If I was honest with myself

They say the truth hurts but it has to be told. Many a times we don’t really talk to ourselves…like visualize things as they really should be or at least, should have been. We just either dive in, ignore the signs or really don’t wanna dig deep into it. You can lie to everyone else but you can never really lie to yourself right? Maybe you do? Well, I just took some time out to be honest with myself and this is what I got:
If I was honest with myself, I wouldn’t be here. I surely would have still been in my country (Cameroon) now trying to get a masters in biochemistry or biological sciences.
If I was honest with myself, I’d tell you I’m grateful for family now more than ever. For without their help and support, I wouldn’t be who I am. I just truly want them to be happy.
If I was honest with myself, I’d rather be in our family house, with my sisters and all, laughing all night and spending those incredible moments together. I really miss them.
If I was honest with myself, I’d simply lazy around, do things at die minute, procrastinate and possibly do nothing productive with my life (no purpose). I just love my comfort zone damn too much.
If I was honest with myself, I’d say I’ve always played the victim, pointing fingers at others, accusing them for making me unhappy, for not letting me do what I always wanted to do. I didn’t take time to see I was the one at fault here.
If I was honest with myself, I’d be traveling round the world right now. Visiting all the countries I always wanted to, doing fun things, being brave and stuff. If only I had the means…
If I was honest with myself, I’d tell you how restless I really am. Can’t fake it. It’s natural. And how I am struggling to get my degree even though I could have easily grabbed it.
If I was honest with myself, I’d tell how dependent I am. I don’t even understand how difficult it is for me to think I can’t really make it on my own. I always need that push from someone to make me feel I have the zeal and power to do so.
If I was honest with myself, I’d tell you how graced I am to be able to advise people but automatically act like a dumbass when it comes to my very own issues. I just can’t handle my own stuff.
If I was honest with myself, I’d tell you writing is my sweet escape, my sane mental, for with this rushing mind of mine, I just can’t keep track of my thoughts.
If I was honest with myself, I’d tell you I’m scared/insecure. Scared of not even getting there, of not making it, of not being fulfilled, of not finding my purpose. And each day I wake up with just one prayer ” Lord help me find my way. Guide my path”.
If I was honest with myself, I’d tell you I can go through hell and back for those I love. My friendships are priceless to me and though I haven’t been the best friend these months, I still remain a true friend.
If I was honest with myself, I’d tell you I messed up and hurt those I loved. But that’s no news now..even if I could change time, I’d still have the same mentality so all I can do now is be better.
If I was honest with myself, I’d run to this particular person and hug them, tell them I’m sorry, tell them they mean the world to me and they should just hold on tight for me. I’ll make them proud soon
So many things I would be honest about but the real truth? I’M GRATEFUL I’M HERE. Why?

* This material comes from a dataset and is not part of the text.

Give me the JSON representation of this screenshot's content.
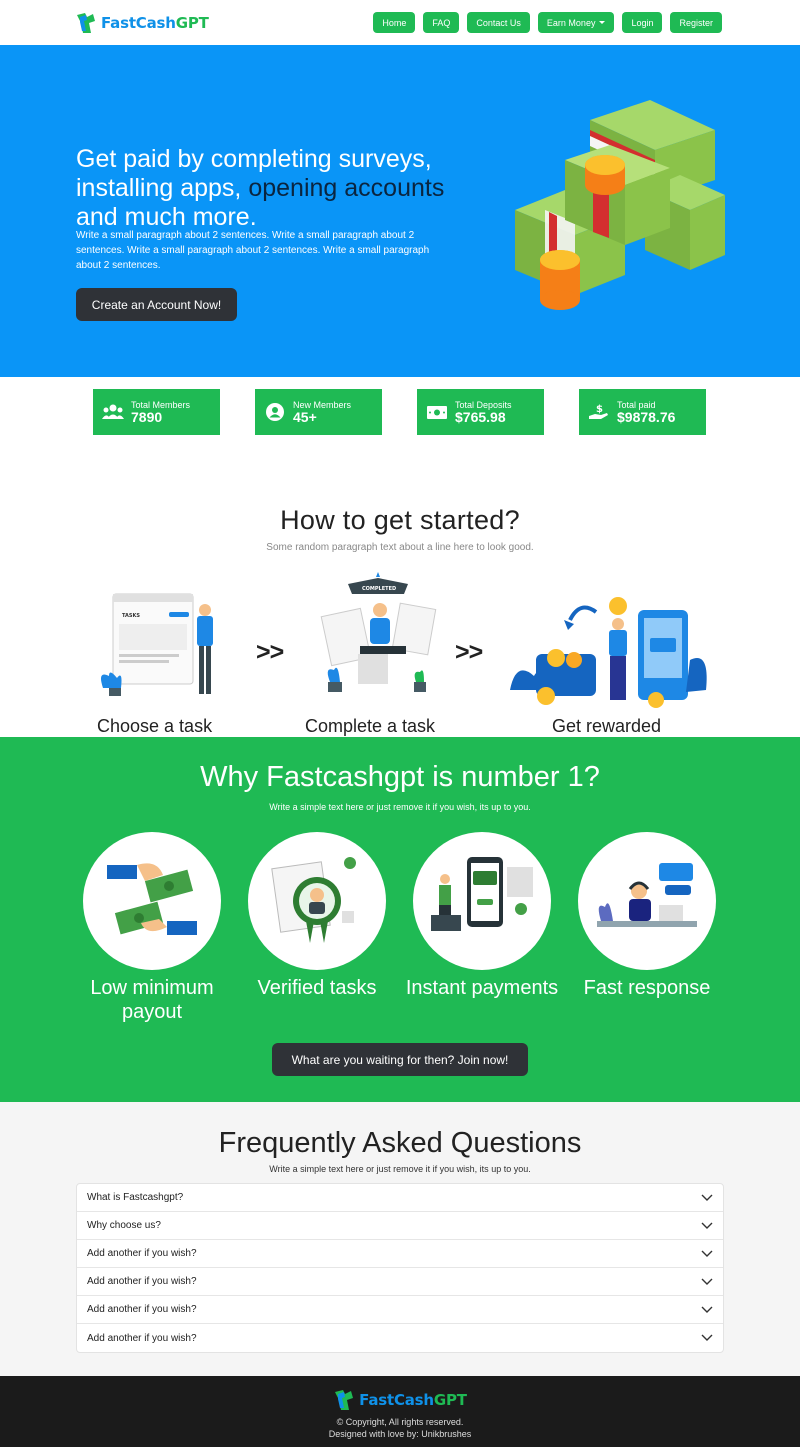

I’ve met amazing people, people who have impacted me like crazy. Taught me love, patience,selflessness, honesty, triggered my self-esteem, made me see my mistakes, encouraged and pushed me, made me be hard on myself in order to be strong.
Living here with my sister has forever changed my life cuz I’m growing into a woman. I’m not sure at home, anyone could have pointed out what she makes me see everyday (Nobody wants to hurt one another). I can openly talk to her now (told you guys I don’t open up) and I just really feel some inner peace like I no longer need to hide (from what oh…only God knows). I just can’t say thanks enough.
I’m now more open to critic. OMG! This has got to be the best improvement ever cuz at first, once you tell me something wrong about me, I just close up in my shell and don’t speak again. But now, I see through it. I actually understand and try working on it. The truth no longer scares me, it builds me.
I’ve learnt to be independent… Well I’m still learning…I’m learning to make decisions on my own and to own up for them. That’s the only way I could be taken serious. I’m learning to see things big, way greater than myself. I don’t even think if I was in Cameroon I would know anything about blogging or doing hair by myself or just fighting for things I want. So yeah, I’m grateful to be here.
I’m a better me, I’m learning to find myself, to know myself, what I really want and I get to see life differently. If I wanna do whatever I want, I could. I just have to be honest. Honesty is key in everything you do. It’s not just about wishing we had this or we could do this, but appreciating the process. Who we were before and who we are now. Not focusing on the mistakes but seeing the grace through them.
I hope I blessed someone today. Being honest could be tough cuz we don’t want to hurt the other but a lie is way sharper at hurting. So try…no..be honest, first with yourself and then with others cuz no matter what happens, the truth always prevails. God bless.